Prepare a moderately hot fire in a charcoal or gas grill and oil the grill grates. When the grill is hot, lift the chicken from the marinade, letting any excess drip off. Grill the chicken until cooked through, about 3 minutes per side. Remove from the grill and let the chicken cool. When cool enough to handle, cut into bite-size cubes.
Meanwhile, on a lightly floured surface, cut the pizza dough into 4 equal pieces. Roll the pizza dough into thin circles. Rub the dough circles on both sides with the olive oil, and dust lightly with the remaining 1 tbsp of taco blend. Carefully transfer the dough circles to the grill and cook until crispy and lightly browned, 1 to 2 minutes per side.

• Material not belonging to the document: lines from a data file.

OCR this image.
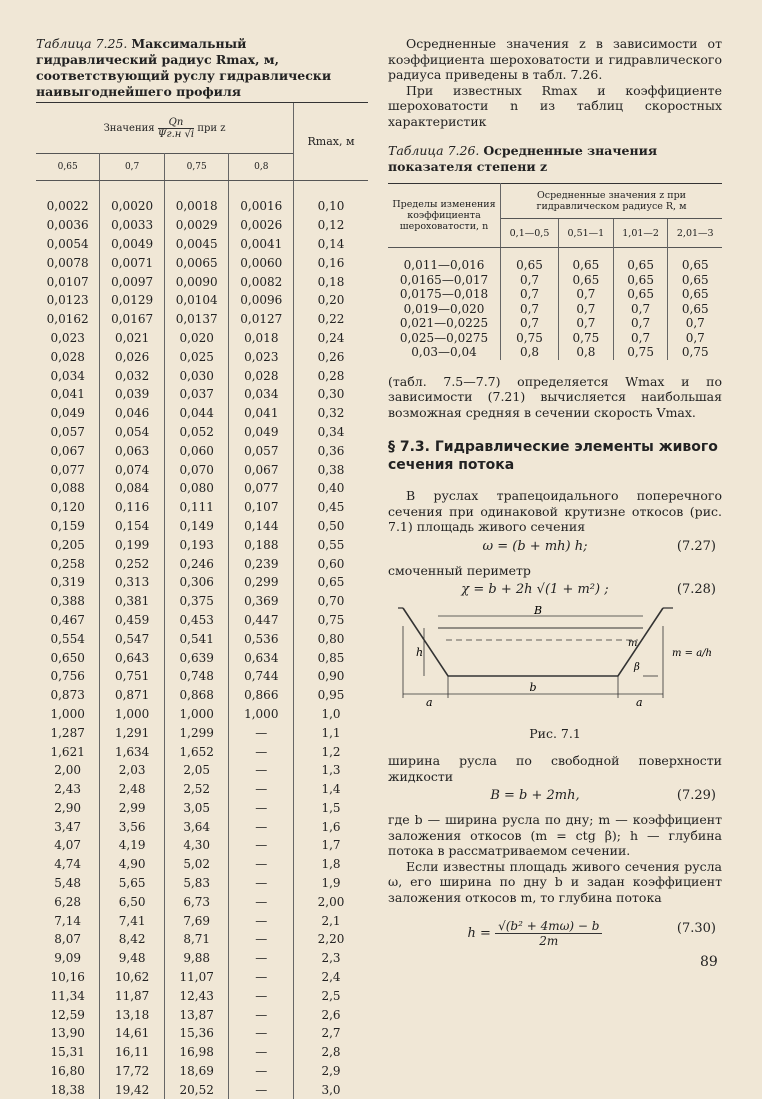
Таблица 7.25. Максимальный гидравлический радиус Rmax, м, соответствующий руслу гидравлически наивыгоднейшего профиля
Значения $\frac{Qn}{\Psi г.н √i}$ при z				Rmax, м
0,65	0,7	0,75	0,8	
0,0022	0,0020	0,0018	0,0016	0,10
0,0036	0,0033	0,0029	0,0026	0,12
0,0054	0,0049	0,0045	0,0041	0,14
0,0078	0,0071	0,0065	0,0060	0,16
0,0107	0,0097	0,0090	0,0082	0,18
0,0123	0,0129	0,0104	0,0096	0,20
0,0162	0,0167	0,0137	0,0127	0,22
0,023	0,021	0,020	0,018	0,24
0,028	0,026	0,025	0,023	0,26
0,034	0,032	0,030	0,028	0,28
0,041	0,039	0,037	0,034	0,30
0,049	0,046	0,044	0,041	0,32
0,057	0,054	0,052	0,049	0,34
0,067	0,063	0,060	0,057	0,36
0,077	0,074	0,070	0,067	0,38
0,088	0,084	0,080	0,077	0,40
0,120	0,116	0,111	0,107	0,45
0,159	0,154	0,149	0,144	0,50
0,205	0,199	0,193	0,188	0,55
0,258	0,252	0,246	0,239	0,60
0,319	0,313	0,306	0,299	0,65
0,388	0,381	0,375	0,369	0,70
0,467	0,459	0,453	0,447	0,75
0,554	0,547	0,541	0,536	0,80
0,650	0,643	0,639	0,634	0,85
0,756	0,751	0,748	0,744	0,90
0,873	0,871	0,868	0,866	0,95
1,000	1,000	1,000	1,000	1,0
1,287	1,291	1,299	—	1,1
1,621	1,634	1,652	—	1,2
2,00	2,03	2,05	—	1,3
2,43	2,48	2,52	—	1,4
2,90	2,99	3,05	—	1,5
3,47	3,56	3,64	—	1,6
4,07	4,19	4,30	—	1,7
4,74	4,90	5,02	—	1,8
5,48	5,65	5,83	—	1,9
6,28	6,50	6,73	—	2,00
7,14	7,41	7,69	—	2,1
8,07	8,42	8,71	—	2,20
9,09	9,48	9,88	—	2,3
10,16	10,62	11,07	—	2,4
11,34	11,87	12,43	—	2,5
12,59	13,18	13,87	—	2,6
13,90	14,61	15,36	—	2,7
15,31	16,11	16,98	—	2,8
16,80	17,72	18,69	—	2,9
18,38	19,42	20,52	—	3,0

Осредненные значения z в зависимости от коэффициента шероховатости и гидравлического радиуса приведены в табл. 7.26.

При известных Rmax и коэффициенте шероховатости n из таблиц скоростных характеристик

Таблица 7.26. Осредненные значения показателя степени z
Пределы изменения коэффициента шероховатости, n	Осредненные значения z при гидравлическом радиусе R, м			
	0,1—0,5	0,51—1	1,01—2	2,01—3
0,011—0,016	0,65	0,65	0,65	0,65
0,0165—0,017	0,7	0,65	0,65	0,65
0,0175—0,018	0,7	0,7	0,65	0,65
0,019—0,020	0,7	0,7	0,7	0,65
0,021—0,0225	0,7	0,7	0,7	0,7
0,025—0,0275	0,75	0,75	0,7	0,7
0,03—0,04	0,8	0,8	0,75	0,75

(табл. 7.5—7.7) определяется Wmax и по зависимости (7.21) вычисляется наибольшая возможная средняя в сечении скорость Vmax.

§ 7.3. Гидравлические элементы живого сечения потока

В руслах трапецоидального поперечного сечения при одинаковой крутизне откосов (рис. 7.1) площадь живого сечения

ω = (b + mh) h;	(7.27)

смоченный периметр

χ = b + 2h √(1 + m²) ;	(7.28)
B
h
b
a	a
m
β
m = a/h
Рис. 7.1

ширина русла по свободной поверхности жидкости

B = b + 2mh,	(7.29)

где b — ширина русла по дну; m — коэффициент заложения откосов (m = ctg β); h — глубина потока в рассматриваемом сечении.

Если известны площадь живого сечения русла ω, его ширина по дну b и задан коэффициент заложения откосов m, то глубина потока

$h = \frac{\text{√(b² + 4mω) − b}}{2m}$	(7.30)
89
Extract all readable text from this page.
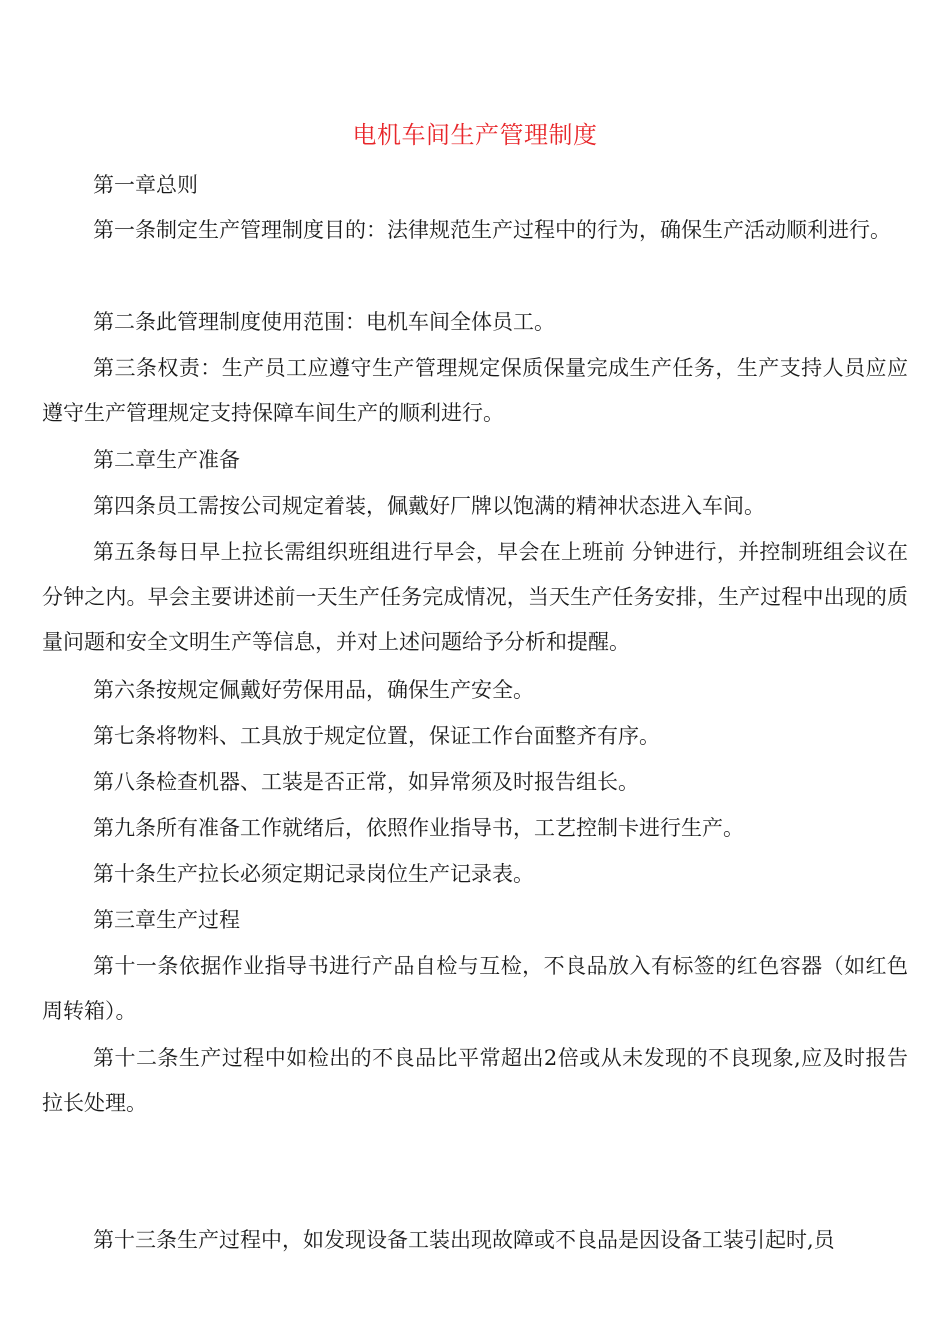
电机车间生产管理制度

第一章总则

第一条制定生产管理制度目的：法律规范生产过程中的行为，确保生产活动顺利进行。

第二条此管理制度使用范围：电机车间全体员工。

第三条权责：生产员工应遵守生产管理规定保质保量完成生产任务，生产支持人员应应遵守生产管理规定支持保障车间生产的顺利进行。

第二章生产准备

第四条员工需按公司规定着装，佩戴好厂牌以饱满的精神状态进入车间。

第五条每日早上拉长需组织班组进行早会，早会在上班前 分钟进行，并控制班组会议在 分钟之内。早会主要讲述前一天生产任务完成情况，当天生产任务安排，生产过程中出现的质量问题和安全文明生产等信息，并对上述问题给予分析和提醒。

第六条按规定佩戴好劳保用品，确保生产安全。

第七条将物料、工具放于规定位置，保证工作台面整齐有序。

第八条检查机器、工装是否正常，如异常须及时报告组长。

第九条所有准备工作就绪后，依照作业指导书，工艺控制卡进行生产。

第十条生产拉长必须定期记录岗位生产记录表。

第三章生产过程

第十一条依据作业指导书进行产品自检与互检，不良品放入有标签的红色容器（如红色周转箱）。

第十二条生产过程中如检出的不良品比平常超出2倍或从未发现的不良现象,应及时报告拉长处理。

第十三条生产过程中，如发现设备工装出现故障或不良品是因设备工装引起时,员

Meanwhile, in a medium bowl, mix together the cheeses. While the dough is still on the grill, top the dough circles with equal amounts of cheese and then with equal amounts of chicken. Grill over a cool part of the grill, covered, until the cheese melts and is bubbling, 3 to 4 minutes.
Top the pizza with the guacamole, salsa, sour cream and cilantro.